In Hurleys’ first nod to fake news spin, he calls Garland a “a moderate appeals court judge“. When a Mockingbird Media organ says somebody is “moderate” or a position is “moderate”, they are speaking a foreign language, they are not speaking English as in standard English. “Moderate” is a subjective word, besides, and so it says nothing about whether a court appointee is truly moderate.
Moderate, according to the most relevant Merriam-Webster definition:
“professing or characterized by political or social beliefs that are not extreme”
Garland’s past decisions show how Mockingbird Media and the Mockingbird Education Complex has abused the language to try to promote Orwellian Newspeak.
Senator Pat Toomey-PA points out that in cases involving the EPA that came before his court, Garland ruled in favor of the usual EPA unconstitutional over-reach in 90 percent of those cases. In the few times he ruled against the EPA, he said it was not enough abuse [my word] of regulatory powers.
In one such case, the court ruled that a rational cost-benefit comparison was “irrelevant”. So if, for example, saving the cross-eyed black-and-white purple polka-dot people eater would bankrupt the national treasury, this is irrelevant? Garland’s opinion was over-ruled at the Supreme Court, where Scalia joined the majority.
But Reuters says this is a “moderate”.
At the time of Ruth Bader Ginzburg’s nomination by Bill Clinton, she was at the time “regarded as a moderate”. If you dig down into why she was so regarded, it was because that was the usual Mockingbird Press talking point, not because of any objective “moderation” measuring stick.
After all, this was an ACLU attorney. Come on, “moderate”?
Her reason for saying she thought Roe v Wade was a mistake? Because it galvanized pro-life opposition to prenatal infanticide (the euphemism is “abortion”).
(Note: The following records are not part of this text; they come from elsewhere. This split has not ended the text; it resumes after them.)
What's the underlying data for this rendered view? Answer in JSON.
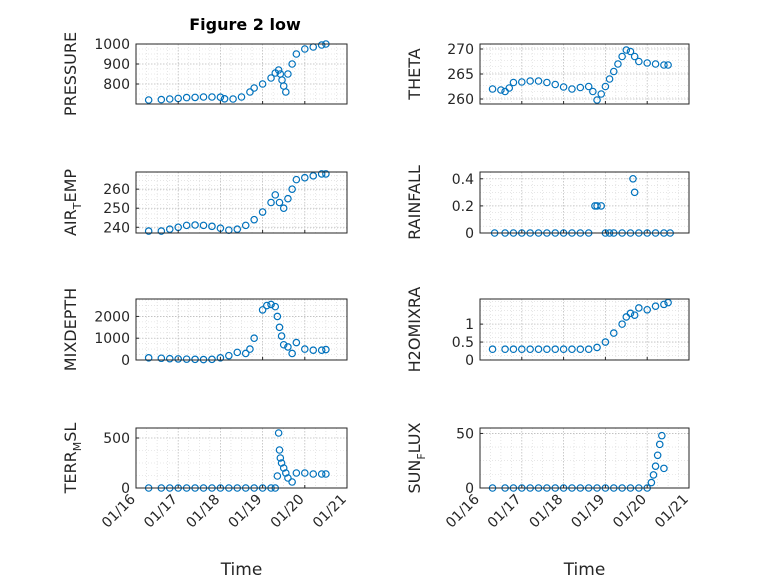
{
  "figure": {
    "title": "Figure 2 low"
  },
  "chart_data": [
    {
      "type": "scatter",
      "ylabel": "PRESSURE",
      "ylim": [
        700,
        1000
      ],
      "yticks": [
        800,
        900,
        1000
      ],
      "x": [
        16.3,
        16.6,
        16.8,
        17.0,
        17.2,
        17.4,
        17.6,
        17.8,
        18.0,
        18.1,
        18.3,
        18.5,
        18.7,
        18.8,
        19.0,
        19.2,
        19.3,
        19.38,
        19.42,
        19.46,
        19.5,
        19.55,
        19.6,
        19.7,
        19.8,
        20.0,
        20.2,
        20.4,
        20.5
      ],
      "y": [
        720,
        722,
        725,
        728,
        732,
        733,
        735,
        735,
        734,
        726,
        725,
        735,
        760,
        780,
        800,
        830,
        855,
        870,
        850,
        820,
        790,
        760,
        850,
        900,
        950,
        975,
        985,
        995,
        1000
      ]
    },
    {
      "type": "scatter",
      "ylabel": "THETA",
      "ylim": [
        259,
        271
      ],
      "yticks": [
        260,
        265,
        270
      ],
      "x": [
        16.3,
        16.5,
        16.6,
        16.7,
        16.8,
        17.0,
        17.2,
        17.4,
        17.6,
        17.8,
        18.0,
        18.2,
        18.4,
        18.6,
        18.7,
        18.8,
        18.9,
        19.0,
        19.1,
        19.2,
        19.3,
        19.4,
        19.5,
        19.6,
        19.7,
        19.8,
        20.0,
        20.2,
        20.4,
        20.5
      ],
      "y": [
        262,
        261.8,
        261.5,
        262.2,
        263.3,
        263.4,
        263.6,
        263.6,
        263.3,
        262.9,
        262.4,
        262.0,
        262.3,
        262.5,
        261.5,
        259.8,
        261,
        262.5,
        264,
        265.5,
        267,
        268.5,
        269.8,
        269.5,
        268.5,
        267.5,
        267.2,
        267,
        266.8,
        266.8
      ]
    },
    {
      "type": "scatter",
      "ylabel": "AIR",
      "ylabel_sub": "T",
      "ylabel_after": "EMP",
      "ylim": [
        237,
        269
      ],
      "yticks": [
        240,
        250,
        260
      ],
      "x": [
        16.3,
        16.6,
        16.8,
        17.0,
        17.2,
        17.4,
        17.6,
        17.8,
        18.0,
        18.2,
        18.4,
        18.6,
        18.8,
        19.0,
        19.2,
        19.3,
        19.4,
        19.5,
        19.6,
        19.7,
        19.8,
        20.0,
        20.2,
        20.4,
        20.5
      ],
      "y": [
        238,
        238,
        239,
        240,
        241,
        241.2,
        241,
        240.5,
        239.5,
        238.5,
        239,
        241,
        244,
        248,
        253,
        257,
        253,
        250,
        255,
        260,
        265,
        266,
        267,
        268,
        268
      ]
    },
    {
      "type": "scatter",
      "ylabel": "RAINFALL",
      "ylim": [
        0,
        0.45
      ],
      "yticks": [
        0,
        0.2,
        0.4
      ],
      "x": [
        16.35,
        16.6,
        16.8,
        17.0,
        17.2,
        17.4,
        17.6,
        17.8,
        18.0,
        18.2,
        18.4,
        18.6,
        18.75,
        18.8,
        18.9,
        19.0,
        19.1,
        19.2,
        19.4,
        19.6,
        19.66,
        19.7,
        19.8,
        20.0,
        20.2,
        20.4,
        20.55
      ],
      "y": [
        0,
        0,
        0,
        0,
        0,
        0,
        0,
        0,
        0,
        0,
        0,
        0,
        0.2,
        0.2,
        0.2,
        0,
        0,
        0,
        0,
        0,
        0.4,
        0.3,
        0,
        0,
        0,
        0,
        0
      ]
    },
    {
      "type": "scatter",
      "ylabel": "MIXDEPTH",
      "ylim": [
        0,
        2800
      ],
      "yticks": [
        0,
        1000,
        2000
      ],
      "x": [
        16.3,
        16.6,
        16.8,
        17.0,
        17.2,
        17.4,
        17.6,
        17.8,
        18.0,
        18.2,
        18.4,
        18.6,
        18.7,
        18.8,
        19.0,
        19.1,
        19.2,
        19.3,
        19.35,
        19.4,
        19.45,
        19.5,
        19.6,
        19.7,
        19.8,
        20.0,
        20.2,
        20.4,
        20.5
      ],
      "y": [
        100,
        80,
        60,
        50,
        40,
        30,
        20,
        30,
        100,
        200,
        350,
        300,
        500,
        1000,
        2300,
        2500,
        2550,
        2450,
        2000,
        1500,
        1100,
        700,
        600,
        300,
        800,
        500,
        450,
        450,
        480
      ]
    },
    {
      "type": "scatter",
      "ylabel": "H2OMIXRA",
      "ylim": [
        0,
        1.7
      ],
      "yticks": [
        0,
        0.5,
        1
      ],
      "x": [
        16.3,
        16.6,
        16.8,
        17.0,
        17.2,
        17.4,
        17.6,
        17.8,
        18.0,
        18.2,
        18.4,
        18.6,
        18.8,
        19.0,
        19.2,
        19.4,
        19.5,
        19.6,
        19.7,
        19.8,
        20.0,
        20.2,
        20.4,
        20.5
      ],
      "y": [
        0.3,
        0.3,
        0.3,
        0.3,
        0.3,
        0.3,
        0.3,
        0.3,
        0.3,
        0.3,
        0.3,
        0.3,
        0.35,
        0.5,
        0.75,
        1.0,
        1.2,
        1.3,
        1.25,
        1.45,
        1.4,
        1.5,
        1.55,
        1.6
      ]
    },
    {
      "type": "scatter",
      "ylabel": "TERR",
      "ylabel_sub": "M",
      "ylabel_after": "SL",
      "ylim": [
        0,
        600
      ],
      "yticks": [
        0,
        500
      ],
      "x": [
        16.3,
        16.6,
        16.8,
        17.0,
        17.2,
        17.4,
        17.6,
        17.8,
        18.0,
        18.2,
        18.4,
        18.6,
        18.8,
        19.0,
        19.2,
        19.3,
        19.35,
        19.38,
        19.4,
        19.42,
        19.45,
        19.5,
        19.55,
        19.6,
        19.7,
        19.8,
        20.0,
        20.2,
        20.4,
        20.5
      ],
      "y": [
        0,
        0,
        0,
        0,
        0,
        0,
        0,
        0,
        0,
        0,
        0,
        0,
        0,
        0,
        0,
        0,
        120,
        550,
        380,
        300,
        250,
        200,
        150,
        100,
        60,
        150,
        150,
        140,
        140,
        140
      ]
    },
    {
      "type": "scatter",
      "ylabel": "SUN",
      "ylabel_sub": "F",
      "ylabel_after": "LUX",
      "ylim": [
        0,
        55
      ],
      "yticks": [
        0,
        50
      ],
      "x": [
        16.3,
        16.6,
        16.8,
        17.0,
        17.2,
        17.4,
        17.6,
        17.8,
        18.0,
        18.2,
        18.4,
        18.6,
        18.8,
        19.0,
        19.2,
        19.4,
        19.6,
        19.8,
        20.0,
        20.1,
        20.15,
        20.2,
        20.25,
        20.3,
        20.35,
        20.4
      ],
      "y": [
        0,
        0,
        0,
        0,
        0,
        0,
        0,
        0,
        0,
        0,
        0,
        0,
        0,
        0,
        0,
        0,
        0,
        0,
        0,
        5,
        12,
        20,
        30,
        40,
        48,
        18
      ]
    }
  ],
  "axes": {
    "xlim": [
      16,
      21
    ],
    "xticks": [
      16,
      17,
      18,
      19,
      20,
      21
    ],
    "xtick_labels": [
      "01/16",
      "01/17",
      "01/18",
      "01/19",
      "01/20",
      "01/21"
    ],
    "xlabel": "Time",
    "grid": true,
    "grid_minor": true,
    "marker_color": "#0072BD"
  }
}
Now Merrick Garland has ruled against the Second Amendment in a case named by the NRA, where his opinion was that the right to bear arms was not an individual right.
No matter how much Mockingbird Press and Media mocks us by tireless repetition otherwise, the right to bear arms is an individual right and to say otherwise, that is an extremist position.
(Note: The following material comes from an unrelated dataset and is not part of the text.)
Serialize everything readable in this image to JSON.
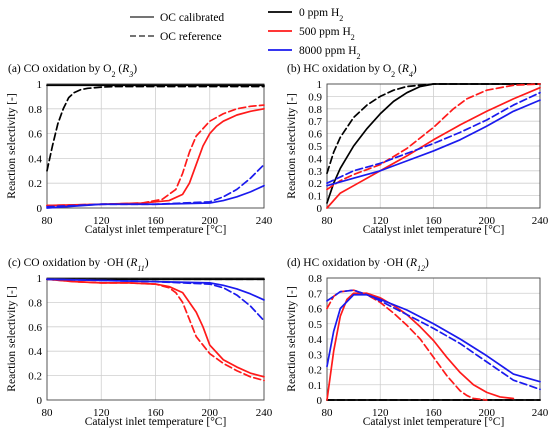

To say that any one of the rights listed in the Bill of Rights is a collectivist right and not an individual right, is an extremist position. To say that any group, as such, has a “right” based on their differences from other groups, that is an extremist collectivist deviation from the way most Americans have thought since independence.
Reuters also says that the refusal by the Senate has “little precedent in U.S. history”. This is not just spin, it is a lie.
For example,the Senate Democrats did a six-month “filibuster” against the nomination of Miguel Estrada to federal court. Estrada withdrew his name from consideration 28 months after he was nominated. The Democrats objected for ideological reasons while claiming other excuses.
“Little precedent”, Reuters? There is the matter of both Senator Hillary Clinton and Senator Barack Obama trying to block a vote on the nomination of Samuel Alito to the Supreme Court.
Well, at least they avoided the more obvious lie of “unprecedented” that some lying political mouths used.
All you power players trying to get in on a piece of Satan’s award of political power documented in Matthew 4 of the Bible, remember that “God is not mocked”, and “whatsoever a man soweth, that shall he also reap”.
But in Isaiah 1:18 God also promised that if you “reason together” with him, “though your sins be as scarlet they will be white as snow”. And Jesus promised that “he that cometh to me”, he will in “no wise cast out”.